The owners of Fox News are reportedly considering firing primetime host Bill O'Reilly following allegations of sexual harassment.
Fox owner Rupert Murdoch and his two sons, James and Lachlan, have differing opinions on what course to take, according to New York Magazine.
Rupert is said to be opposed to firing O'Reilly, who is among the network's most popular hosts. One anonymous source told New York Magazine his resistance was due to the fact that he does not want it to appear as though he has been forced to make a decision by The New York Times.
On the other hand, Murdoch's son James has responded to mounting anti-O'Reilly protests by supporting his removal. Reportedly, Lachlan was initially on the side of his father, but has shifted in favor of O'Reilly's removal.
The host of "The O'Reilly Factor" is scheduled to return from vacation on April 24.
A growing number of advertisers have pulled out of O'Reilly's show over recent days.
"It's worse than Glenn Beck," one Fox source alleged, referring to Beck's removal from the network in 2011.
Other sources told the New York Magazine that dissatisfaction among Fox employees is building.
"Morale is awful," said one female executive, adding "There's been no word from management to calm the masses."
O'Reilly has admitted entering into settlements with five women to protect his family; however, he has denied the harassment allegations. Fox News and O'Reilly have paid $13 million in settlements since 2002, the Washington Post reported.
The latest allegation against O'Reilly was raised by Wendy Walsh, who accused him of dropping her as a regular guest on his show and backing out of a promise to help secure her a paid position at Fox after she turned down O'Reilly's offer to join him at his hotel suite.
In the summer of 2016, Fox fired chairman Roger Ailes over several sexual harassment allegations.
Variety reported that a group of less than 100 people gathered at Fox headquarters in Manhattan April 18 to call for O'Reilly's firing.

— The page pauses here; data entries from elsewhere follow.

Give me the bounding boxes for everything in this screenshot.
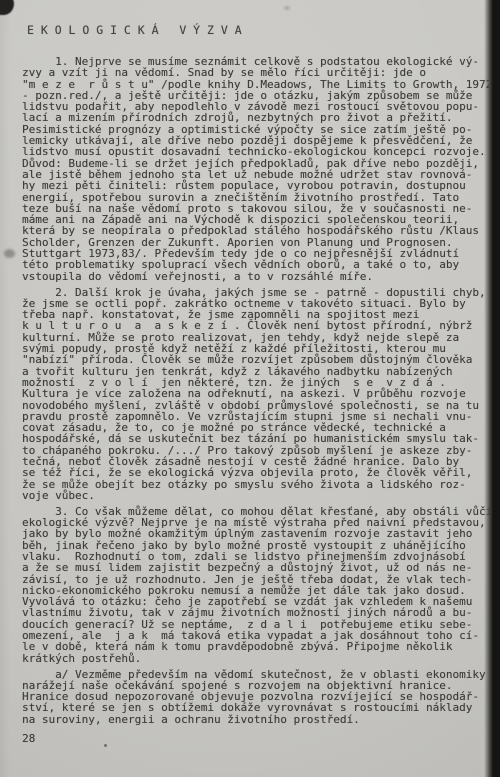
scan-artifact-speck	[104, 744, 107, 747]
scan-artifact-top-left-blob	[0, 0, 14, 15]
scan-artifact-speck	[452, 162, 456, 165]
document-body: 1. Nejprve se musíme seznámit celkově s …	[22, 56, 500, 725]
document-page: E K O L O G I C K Á V Ý Z V A 1. Nejprve…	[0, 0, 500, 777]
page-number: 28	[22, 733, 35, 744]
scan-artifact-right-edge	[484, 0, 500, 777]
paragraph-2: 2. Další krok je úvaha, jakých jsme se -…	[22, 287, 500, 502]
paragraph-1: 1. Nejprve se musíme seznámit celkově s …	[22, 56, 500, 282]
paragraph-3: 3. Co však můžeme dělat, co mohou dělat …	[22, 506, 500, 664]
page-title: E K O L O G I C K Á V Ý Z V A	[27, 24, 242, 36]
scan-artifact-speck	[284, 6, 290, 10]
paragraph-4: a/ Vezměme především na vědomí skutečnos…	[22, 669, 500, 725]
scan-artifact-left-smudge	[4, 249, 15, 258]
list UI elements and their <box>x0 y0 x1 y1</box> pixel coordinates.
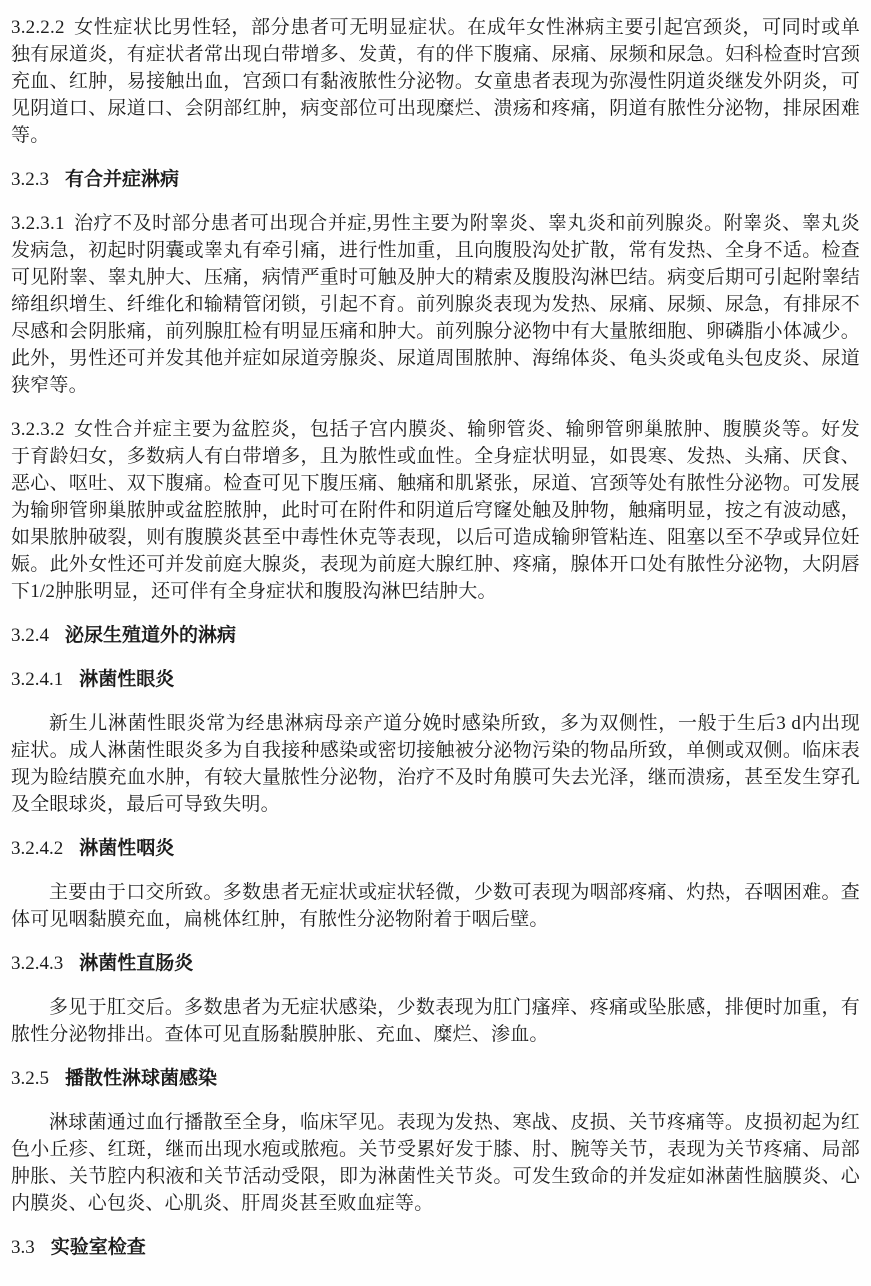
clause-3-2-2-2: 3.2.2.2女性症状比男性轻，部分患者可无明显症状。在成年女性淋病主要引起宫颈… <box>11 14 860 149</box>
heading-3-2-4: 3.2.4泌尿生殖道外的淋病 <box>11 622 860 649</box>
clause-3-2-3-1: 3.2.3.1治疗不及时部分患者可出现合并症,男性主要为附睾炎、睾丸炎和前列腺炎… <box>11 210 860 399</box>
heading-title: 实验室检查 <box>51 1237 146 1258</box>
heading-number: 3.3 <box>11 1237 35 1258</box>
heading-number: 3.2.4.3 <box>11 953 63 974</box>
heading-3-2-4-2: 3.2.4.2淋菌性咽炎 <box>11 835 860 862</box>
heading-title: 有合并症淋病 <box>65 169 179 190</box>
clause-text: 治疗不及时部分患者可出现合并症,男性主要为附睾炎、睾丸炎和前列腺炎。附睾炎、睾丸… <box>11 213 860 396</box>
heading-number: 3.2.3 <box>11 169 49 190</box>
clause-text: 女性症状比男性轻，部分患者可无明显症状。在成年女性淋病主要引起宫颈炎，可同时或单… <box>11 17 860 146</box>
clause-text: 女性合并症主要为盆腔炎，包括子宫内膜炎、输卵管炎、输卵管卵巢脓肿、腹膜炎等。好发… <box>11 419 860 602</box>
heading-number: 3.2.5 <box>11 1068 49 1089</box>
paragraph-gonococcal-proctitis: 多见于肛交后。多数患者为无症状感染，少数表现为肛门瘙痒、疼痛或坠胀感，排便时加重… <box>11 994 860 1048</box>
heading-title: 泌尿生殖道外的淋病 <box>65 625 236 646</box>
heading-title: 淋菌性咽炎 <box>79 838 174 859</box>
paragraph-disseminated-gonococcal-infection: 淋球菌通过血行播散至全身，临床罕见。表现为发热、寒战、皮损、关节疼痛等。皮损初起… <box>11 1109 860 1217</box>
clause-number: 3.2.3.2 <box>11 419 65 440</box>
heading-3-3: 3.3实验室检查 <box>11 1234 860 1261</box>
heading-number: 3.2.4 <box>11 625 49 646</box>
heading-3-2-4-3: 3.2.4.3淋菌性直肠炎 <box>11 950 860 977</box>
heading-3-2-5: 3.2.5播散性淋球菌感染 <box>11 1065 860 1092</box>
paragraph-gonococcal-pharyngitis: 主要由于口交所致。多数患者无症状或症状轻微，少数可表现为咽部疼痛、灼热，吞咽困难… <box>11 879 860 933</box>
clause-number: 3.2.2.2 <box>11 17 65 38</box>
heading-number: 3.2.4.1 <box>11 669 63 690</box>
heading-number: 3.2.4.2 <box>11 838 63 859</box>
clause-number: 3.2.3.1 <box>11 213 65 234</box>
paragraph-gonococcal-ophthalmia: 新生儿淋菌性眼炎常为经患淋病母亲产道分娩时感染所致，多为双侧性，一般于生后3 d… <box>11 710 860 818</box>
heading-3-2-3: 3.2.3有合并症淋病 <box>11 166 860 193</box>
heading-title: 淋菌性直肠炎 <box>79 953 193 974</box>
heading-3-2-4-1: 3.2.4.1淋菌性眼炎 <box>11 666 860 693</box>
clause-3-2-3-2: 3.2.3.2女性合并症主要为盆腔炎，包括子宫内膜炎、输卵管炎、输卵管卵巢脓肿、… <box>11 416 860 605</box>
heading-title: 播散性淋球菌感染 <box>65 1068 217 1089</box>
heading-title: 淋菌性眼炎 <box>79 669 174 690</box>
document-page: 3.2.2.2女性症状比男性轻，部分患者可无明显症状。在成年女性淋病主要引起宫颈… <box>0 0 871 1286</box>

"I have personal experience with harassment early in my career," one protester told Variety. "I would like to spare other young women from having to go through what I went through."
Participants carried signs at the protest, which was organized by women's advocacy group ultraViolet.
"This is bigger than women, this is bigger than gender," Carol Barash of UltraViolet added. "This is about fundamental human rights for all people in the workplace."
Retired computer scientist Barry Solow joined the protest.
"I'm here to help assert that manhood is not assaulting or harassing women," Solow told Variety. "It's reprehensible no matter who does it or where it happens. Consequences must be paid."
O'Reilly also has defenders -- they assert that he continued to invite Walsh onto his program even after their meeting in Los Angeles, in one instance to help promote a book Walsh had authored, according to The Washington Post.